Real-World Use of Recombinant Human Hyaluronidase-Facilitated Subcutaneous Infusion of Immunoglobulin G (IG) (IGHy) in Patients with Primary Immunodeficiency Disorders (PIDD)
Monday, March 7, 2016
South Exhibit Hall H (Convention Center)
Kevin P. Rosenbach, MD, FAAAAI, Stephanie Hughes, PharmD, Leon Rozen, MBBS
Rationale: IGHy (HYQVIA) was approved September 2014 in the US for the treatment of PIDD in adults. Data from a single-practice cohort was analyzed to understand IGHy treatment adoption.

Methods: A chart review of patients in a private practice who initiated treatment with IGHy, or switched from intravenous IG (IGIV) or conventional subcutaneous IG (IGSC) to IGHy, was performed.

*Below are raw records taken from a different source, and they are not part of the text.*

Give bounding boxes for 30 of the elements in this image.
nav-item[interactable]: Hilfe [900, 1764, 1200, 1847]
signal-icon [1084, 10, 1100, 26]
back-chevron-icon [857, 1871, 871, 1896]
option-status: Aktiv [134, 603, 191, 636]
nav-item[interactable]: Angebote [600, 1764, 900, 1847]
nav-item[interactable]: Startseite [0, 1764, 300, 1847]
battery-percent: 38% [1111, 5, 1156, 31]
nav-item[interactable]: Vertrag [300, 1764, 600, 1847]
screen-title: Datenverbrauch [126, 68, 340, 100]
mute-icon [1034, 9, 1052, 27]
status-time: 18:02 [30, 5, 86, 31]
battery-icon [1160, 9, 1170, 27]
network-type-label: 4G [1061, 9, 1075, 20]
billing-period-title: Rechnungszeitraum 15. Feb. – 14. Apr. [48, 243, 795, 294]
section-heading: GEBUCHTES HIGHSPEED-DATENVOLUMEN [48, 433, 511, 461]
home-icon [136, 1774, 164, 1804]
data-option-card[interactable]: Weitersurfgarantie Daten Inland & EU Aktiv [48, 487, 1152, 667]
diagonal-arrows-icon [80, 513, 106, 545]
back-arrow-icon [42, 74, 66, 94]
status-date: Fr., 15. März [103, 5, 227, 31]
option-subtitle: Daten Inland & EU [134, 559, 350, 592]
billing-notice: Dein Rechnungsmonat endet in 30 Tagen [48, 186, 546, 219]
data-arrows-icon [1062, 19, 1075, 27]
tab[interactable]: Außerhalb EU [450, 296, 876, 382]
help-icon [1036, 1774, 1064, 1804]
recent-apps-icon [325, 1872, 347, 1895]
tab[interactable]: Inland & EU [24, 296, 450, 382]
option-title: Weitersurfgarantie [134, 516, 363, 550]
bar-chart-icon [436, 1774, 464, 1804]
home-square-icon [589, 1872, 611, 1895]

Results: Between October 2014 and July 2015, 19 patients (aged 32-74 years; 68% female) began IGHy. IG replacement therapy before switching to IGHy included IGIV (n=2), IGSC (n=15), or none (n=2). Reasons for switching from IGIV were poor venous access (n=1) and desire to self-infuse (n=1). Reasons for switching from IGSC included desire for less frequent infusions (n=11), less needle sticks (n=2), systemic adverse reactions (ARs) (n=1), and non-adherence (n=1). Five patients, all of whom were among the first 9 treated with IGHy, switched back to IGIV (n=1; poor onboarding experience with training) or IGSC (n=4: local ARs [n=3]; preference for lower weekly IGSC volume [n=1]). Three of 4 patients who experienced IGHy as their first subcutaneously-administered IG currently remain on treatment. As the multidisciplinary care team gained expertise with IGHy, patient experience improved and patients opted to continue IGHy treatment. Care team key learnings included providing details on post-infusion site appearance, choosing proper needle length, and the option of adding a second infusion site.

Conclusions: In this real-world cohort, as the multidisciplinary care team gained experience with IGHy, patient retention improved. These data highlight the importance of an individualized patient infusion experience with IGHy.